Regulatory expectations for operational technology (OT) cybersecurity have shifted from high-level principles to binding, measurable obligations. Utilities, manufacturers, and critical infrastructure operators now face pressure to redesign governance structures, procurement policies, and compliance programs across heterogeneous industrial environments.

The shift is simultaneous on both sides of the Atlantic. On December 11, 2025, CISA released its updated Cross-Sector Cybersecurity Performance Goals 2.0 (CPG 2.0), consolidating IT and OT guidance into unified, outcome-driven controls and adding a new "Govern" function that places cybersecurity accountability at the C-suite level. In parallel, the EU's NIS2 Directive - which required member-state transposition by October 17, 2024 - introduces administrative fines of up to €10 million or 2% of global annual turnover, whichever is higher, and imposes personal liability on management bodies for compliance failures. The UK followed in November 2025 with the Cyber Security and Resilience Bill (CSRB), which, according to Infosecurity Magazine, classifies nearly all OT systems as national resilience assets and grants regulators authority to recoup oversight costs directly from operators.

Background

OT systems have traditionally operated outside the scope of IT security regulations, prioritizing uptime and operational stability over cybersecurity. That separation has eroded as IT and OT converge. NIS2 covers 18 critical sectors, and its Article 21 requirements for risk analysis, incident reporting, and supply chain security apply explicitly to industrial control systems (ICS), SCADA networks, and OT environments. Enforcement posture is already uneven: as of mid-2025, 16 EU and EEA countries had adopted NIS2 into national law, while others remained in draft or consultation phases with enforcement expected to extend into 2026. Some member states, including Italy, have exceeded the directive's minimum requirements, expanding sectoral scope and management liability.
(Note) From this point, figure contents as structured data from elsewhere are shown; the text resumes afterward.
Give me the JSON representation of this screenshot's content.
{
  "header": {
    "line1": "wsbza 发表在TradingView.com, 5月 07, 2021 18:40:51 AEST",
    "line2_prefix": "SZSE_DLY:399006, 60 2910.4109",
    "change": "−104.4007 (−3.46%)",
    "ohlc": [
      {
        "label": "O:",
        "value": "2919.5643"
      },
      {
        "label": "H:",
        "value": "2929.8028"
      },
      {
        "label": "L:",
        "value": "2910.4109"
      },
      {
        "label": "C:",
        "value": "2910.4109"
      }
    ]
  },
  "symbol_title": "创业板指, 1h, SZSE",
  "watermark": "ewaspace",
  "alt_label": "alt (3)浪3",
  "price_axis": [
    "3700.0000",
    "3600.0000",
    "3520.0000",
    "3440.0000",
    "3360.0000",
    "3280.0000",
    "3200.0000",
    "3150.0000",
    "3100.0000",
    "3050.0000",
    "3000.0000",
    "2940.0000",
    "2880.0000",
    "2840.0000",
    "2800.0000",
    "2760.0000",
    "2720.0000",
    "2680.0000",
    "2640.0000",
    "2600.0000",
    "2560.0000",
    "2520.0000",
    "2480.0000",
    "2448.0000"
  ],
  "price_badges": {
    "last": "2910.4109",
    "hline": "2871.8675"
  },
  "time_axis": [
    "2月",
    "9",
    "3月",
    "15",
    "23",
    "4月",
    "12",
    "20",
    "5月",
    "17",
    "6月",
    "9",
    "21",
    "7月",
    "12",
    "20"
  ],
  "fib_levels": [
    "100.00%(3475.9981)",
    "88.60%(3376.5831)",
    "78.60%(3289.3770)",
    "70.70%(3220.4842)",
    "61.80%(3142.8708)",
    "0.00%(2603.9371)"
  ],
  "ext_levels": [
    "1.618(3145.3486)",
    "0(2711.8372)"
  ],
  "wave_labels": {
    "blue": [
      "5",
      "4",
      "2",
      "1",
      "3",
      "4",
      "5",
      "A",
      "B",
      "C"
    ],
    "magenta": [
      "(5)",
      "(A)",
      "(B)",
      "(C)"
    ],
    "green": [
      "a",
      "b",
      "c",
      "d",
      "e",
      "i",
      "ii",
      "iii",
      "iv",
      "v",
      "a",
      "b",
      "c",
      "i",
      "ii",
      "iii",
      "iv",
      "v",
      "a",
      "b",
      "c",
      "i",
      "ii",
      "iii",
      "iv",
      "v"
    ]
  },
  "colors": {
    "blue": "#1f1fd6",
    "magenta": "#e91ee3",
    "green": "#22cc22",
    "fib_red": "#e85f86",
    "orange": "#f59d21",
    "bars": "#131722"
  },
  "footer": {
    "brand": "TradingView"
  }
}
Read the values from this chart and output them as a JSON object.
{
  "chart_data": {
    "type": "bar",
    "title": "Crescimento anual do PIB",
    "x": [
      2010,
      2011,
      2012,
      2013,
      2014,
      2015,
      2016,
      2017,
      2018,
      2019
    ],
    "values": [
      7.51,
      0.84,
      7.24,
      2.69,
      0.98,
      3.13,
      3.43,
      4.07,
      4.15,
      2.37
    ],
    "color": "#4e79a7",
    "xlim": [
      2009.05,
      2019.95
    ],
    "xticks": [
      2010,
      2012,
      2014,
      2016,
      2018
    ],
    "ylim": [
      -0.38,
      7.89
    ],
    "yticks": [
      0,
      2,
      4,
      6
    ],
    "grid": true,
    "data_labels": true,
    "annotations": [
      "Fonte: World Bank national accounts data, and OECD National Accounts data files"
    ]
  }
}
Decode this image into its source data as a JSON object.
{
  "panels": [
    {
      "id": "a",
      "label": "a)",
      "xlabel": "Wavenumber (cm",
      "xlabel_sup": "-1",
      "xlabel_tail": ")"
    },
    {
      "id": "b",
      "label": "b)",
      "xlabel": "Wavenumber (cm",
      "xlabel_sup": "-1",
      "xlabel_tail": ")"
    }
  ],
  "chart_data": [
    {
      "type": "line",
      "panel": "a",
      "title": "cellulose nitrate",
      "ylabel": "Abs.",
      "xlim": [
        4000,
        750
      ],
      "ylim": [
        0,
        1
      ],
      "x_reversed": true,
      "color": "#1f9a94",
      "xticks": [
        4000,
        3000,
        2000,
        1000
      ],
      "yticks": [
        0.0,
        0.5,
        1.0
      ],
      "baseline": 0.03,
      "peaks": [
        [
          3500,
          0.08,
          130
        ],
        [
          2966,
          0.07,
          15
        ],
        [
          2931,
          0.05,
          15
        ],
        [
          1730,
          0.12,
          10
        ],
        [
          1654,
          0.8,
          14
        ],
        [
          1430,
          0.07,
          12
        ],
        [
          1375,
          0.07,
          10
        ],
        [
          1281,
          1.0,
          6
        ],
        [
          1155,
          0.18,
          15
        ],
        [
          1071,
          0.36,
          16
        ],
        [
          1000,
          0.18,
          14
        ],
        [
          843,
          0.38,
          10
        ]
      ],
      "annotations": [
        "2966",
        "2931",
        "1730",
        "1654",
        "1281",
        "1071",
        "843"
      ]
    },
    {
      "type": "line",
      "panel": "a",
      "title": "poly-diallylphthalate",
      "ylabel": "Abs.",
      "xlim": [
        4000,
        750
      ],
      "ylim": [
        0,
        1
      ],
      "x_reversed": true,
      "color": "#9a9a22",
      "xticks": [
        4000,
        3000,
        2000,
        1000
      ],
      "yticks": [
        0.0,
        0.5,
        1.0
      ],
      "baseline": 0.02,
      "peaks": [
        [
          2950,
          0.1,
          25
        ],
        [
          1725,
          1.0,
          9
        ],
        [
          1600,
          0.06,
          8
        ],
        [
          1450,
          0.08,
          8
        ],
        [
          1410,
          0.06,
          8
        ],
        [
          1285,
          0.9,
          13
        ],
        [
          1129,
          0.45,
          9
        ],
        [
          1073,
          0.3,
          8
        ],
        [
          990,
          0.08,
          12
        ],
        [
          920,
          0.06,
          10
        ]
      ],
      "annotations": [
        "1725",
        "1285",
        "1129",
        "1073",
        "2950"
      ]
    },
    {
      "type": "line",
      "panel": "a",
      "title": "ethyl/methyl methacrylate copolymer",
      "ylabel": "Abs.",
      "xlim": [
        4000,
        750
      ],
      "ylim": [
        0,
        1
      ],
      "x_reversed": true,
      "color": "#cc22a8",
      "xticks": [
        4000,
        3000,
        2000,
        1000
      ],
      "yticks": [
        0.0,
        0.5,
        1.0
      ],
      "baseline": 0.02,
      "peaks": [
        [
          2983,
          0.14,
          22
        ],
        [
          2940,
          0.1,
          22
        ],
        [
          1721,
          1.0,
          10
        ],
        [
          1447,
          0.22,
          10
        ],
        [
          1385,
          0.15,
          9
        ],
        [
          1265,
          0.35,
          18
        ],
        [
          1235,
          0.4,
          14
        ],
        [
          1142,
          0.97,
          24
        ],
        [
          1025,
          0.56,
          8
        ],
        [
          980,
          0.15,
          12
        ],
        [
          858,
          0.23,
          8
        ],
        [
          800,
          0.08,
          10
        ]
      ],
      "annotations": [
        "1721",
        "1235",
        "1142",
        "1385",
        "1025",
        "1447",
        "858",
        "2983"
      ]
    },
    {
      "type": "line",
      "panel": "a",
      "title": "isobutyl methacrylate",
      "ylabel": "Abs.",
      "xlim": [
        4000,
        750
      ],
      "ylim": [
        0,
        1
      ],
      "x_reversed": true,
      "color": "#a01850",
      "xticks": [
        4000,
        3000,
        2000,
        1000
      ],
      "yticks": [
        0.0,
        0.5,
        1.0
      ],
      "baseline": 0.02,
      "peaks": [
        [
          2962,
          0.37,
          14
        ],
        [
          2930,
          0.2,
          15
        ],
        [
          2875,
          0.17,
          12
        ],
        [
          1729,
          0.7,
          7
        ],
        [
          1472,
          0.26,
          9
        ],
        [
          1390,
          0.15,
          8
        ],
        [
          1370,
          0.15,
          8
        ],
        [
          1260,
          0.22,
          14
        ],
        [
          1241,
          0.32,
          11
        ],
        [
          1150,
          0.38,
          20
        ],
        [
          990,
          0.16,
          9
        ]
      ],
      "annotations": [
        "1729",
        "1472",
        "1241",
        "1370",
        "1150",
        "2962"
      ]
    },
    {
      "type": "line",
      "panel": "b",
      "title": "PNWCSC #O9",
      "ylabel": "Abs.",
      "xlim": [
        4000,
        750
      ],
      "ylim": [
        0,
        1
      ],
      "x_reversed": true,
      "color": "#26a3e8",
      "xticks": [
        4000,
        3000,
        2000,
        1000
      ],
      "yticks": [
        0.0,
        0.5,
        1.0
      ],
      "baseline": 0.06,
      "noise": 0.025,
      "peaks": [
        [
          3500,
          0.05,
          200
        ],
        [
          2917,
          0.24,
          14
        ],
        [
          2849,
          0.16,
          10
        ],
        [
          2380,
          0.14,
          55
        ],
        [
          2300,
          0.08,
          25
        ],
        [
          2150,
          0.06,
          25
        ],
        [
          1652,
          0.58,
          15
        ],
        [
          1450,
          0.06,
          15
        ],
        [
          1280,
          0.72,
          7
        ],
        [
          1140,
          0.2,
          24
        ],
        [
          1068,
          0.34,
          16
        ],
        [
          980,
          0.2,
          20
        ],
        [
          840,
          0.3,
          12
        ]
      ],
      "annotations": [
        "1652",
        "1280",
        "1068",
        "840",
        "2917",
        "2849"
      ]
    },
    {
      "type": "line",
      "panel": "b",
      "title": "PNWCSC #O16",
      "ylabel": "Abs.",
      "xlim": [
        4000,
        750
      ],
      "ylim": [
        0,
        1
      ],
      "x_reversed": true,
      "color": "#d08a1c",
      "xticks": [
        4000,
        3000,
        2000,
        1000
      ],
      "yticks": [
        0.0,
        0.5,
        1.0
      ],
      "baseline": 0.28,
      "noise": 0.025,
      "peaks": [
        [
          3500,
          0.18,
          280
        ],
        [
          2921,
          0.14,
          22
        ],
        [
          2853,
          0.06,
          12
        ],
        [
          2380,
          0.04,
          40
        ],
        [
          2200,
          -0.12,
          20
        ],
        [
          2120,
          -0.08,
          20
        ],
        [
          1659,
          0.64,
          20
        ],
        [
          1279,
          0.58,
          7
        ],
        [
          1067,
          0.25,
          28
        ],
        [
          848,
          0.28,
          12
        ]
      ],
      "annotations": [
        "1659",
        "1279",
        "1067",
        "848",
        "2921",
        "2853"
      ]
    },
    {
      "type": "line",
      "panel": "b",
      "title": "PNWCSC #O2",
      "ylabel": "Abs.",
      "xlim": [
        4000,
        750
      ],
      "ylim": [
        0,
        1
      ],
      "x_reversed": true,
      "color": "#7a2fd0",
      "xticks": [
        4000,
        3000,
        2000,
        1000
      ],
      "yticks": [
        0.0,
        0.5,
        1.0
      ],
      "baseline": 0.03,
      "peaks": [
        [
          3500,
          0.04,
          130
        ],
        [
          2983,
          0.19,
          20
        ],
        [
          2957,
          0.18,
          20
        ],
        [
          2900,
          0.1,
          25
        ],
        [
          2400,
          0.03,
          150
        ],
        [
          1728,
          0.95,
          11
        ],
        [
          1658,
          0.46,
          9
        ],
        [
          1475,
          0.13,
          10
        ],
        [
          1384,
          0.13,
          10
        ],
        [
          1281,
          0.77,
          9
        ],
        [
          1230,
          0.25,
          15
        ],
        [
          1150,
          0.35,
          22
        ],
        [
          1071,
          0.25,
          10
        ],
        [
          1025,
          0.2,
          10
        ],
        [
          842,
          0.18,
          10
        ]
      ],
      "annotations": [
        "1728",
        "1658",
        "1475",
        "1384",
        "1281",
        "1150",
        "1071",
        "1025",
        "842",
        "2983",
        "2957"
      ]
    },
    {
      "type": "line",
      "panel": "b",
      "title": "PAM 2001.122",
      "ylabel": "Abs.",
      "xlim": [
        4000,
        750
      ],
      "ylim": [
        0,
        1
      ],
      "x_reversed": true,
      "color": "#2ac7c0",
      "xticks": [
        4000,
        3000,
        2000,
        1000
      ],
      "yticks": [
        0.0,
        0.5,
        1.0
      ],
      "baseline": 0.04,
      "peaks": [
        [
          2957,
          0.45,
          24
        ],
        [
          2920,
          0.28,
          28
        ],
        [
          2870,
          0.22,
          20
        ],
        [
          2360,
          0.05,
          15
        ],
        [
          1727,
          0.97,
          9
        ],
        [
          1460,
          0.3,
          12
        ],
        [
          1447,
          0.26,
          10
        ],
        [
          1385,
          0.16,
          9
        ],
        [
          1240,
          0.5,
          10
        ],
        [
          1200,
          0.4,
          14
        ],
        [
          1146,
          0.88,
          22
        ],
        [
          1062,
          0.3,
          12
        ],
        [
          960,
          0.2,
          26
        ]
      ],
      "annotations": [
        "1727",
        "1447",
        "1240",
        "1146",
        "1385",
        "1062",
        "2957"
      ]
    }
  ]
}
In the United States, CISA's CPG 2.0 remains voluntary but carries regulatory weight through alignment with mandatory sector-specific regimes. CPG 2.0 includes four new goals targeting emerging risks, among them third-party providers with deep system access and zero-trust principles to mitigate lateral movement. The update also integrates OT-only goals from its predecessor into universal goals covering both IT and OT, reducing framework fragmentation for small and medium-sized operators.

Details

Persistent gaps between paper compliance and operational readiness remain the central challenge. The 2025 SANS State of ICS/OT Security Survey, drawing on responses from over 330 industrial cybersecurity professionals, found that only 12.6% of organizations reported full visibility across the ICS Cyber Kill Chain - from initial IT compromise through to potential impacts on PLCs, SCADA systems, and physical processes. While nearly 50% of incidents were detected within 24 hours and around 60% were contained within 48 hours of detection, remediation remained significantly slower: 22% of incidents required two to seven days to recover, and 19% took over a month.

Regulated sites demonstrate measurable advantages. According to the same SANS survey, organizations subject to mandatory compliance regimes - including NERC CIP and TSA Security Directives - experienced approximately 50% fewer financial losses and safety impacts when incidents occurred, compared to peers operating without such mandates. The survey attributed this gap to regulation-driven deployment of foundational capabilities: asset visibility, logging, and change detection.

Supply chain governance has emerged as a specific enforcement focus under NIS2. According to NIS2's Article 21, supply chain risk management is an explicit obligation, covering OT vendors and system integrators. For operators deploying legacy programmable logic controllers (PLCs) and hybrid cloud workloads across distributed edge environments, SANS Institute instructor Dean Parsons has noted that implementing controls designed for IT systems "may introduce new risks or prove ineffective in OT environments," underscoring the need for ICS-specific security measures such as network visibility and secure remote access.

The EU Commission proposed targeted amendments to NIS2 on January 20, 2026, aimed at increasing legal clarity and easing compliance for approximately 28,700 companies, including 6,200 micro and small-sized enterprises. CISA's CPG 2.0, meanwhile, acknowledges implementation-cost constraints explicitly, noting that its Impact and Ease of Implementation ratings "do not necessarily extend to OT systems or other non-IT environments."

Outlook

The regulatory trajectory points toward continuous assurance requirements rather than periodic audit snapshots. CISA is expected to release a new CSET assessment module for CPG 2.0 in Q1 2026, providing updated checklists and repeatable analytic tools aligned to the revised goal set. In Europe, national enforcement intensity will continue to diverge as jurisdictions move beyond NIS2 minimums. The UK CSRB's progress through Parliament will be closely watched by asset owners seeking clarity on mandatory incident reporting thresholds, stricter penalties, and the expanded classification of OT systems as national resilience assets - setting a potential precedent for similar regulatory escalation in other jurisdictions.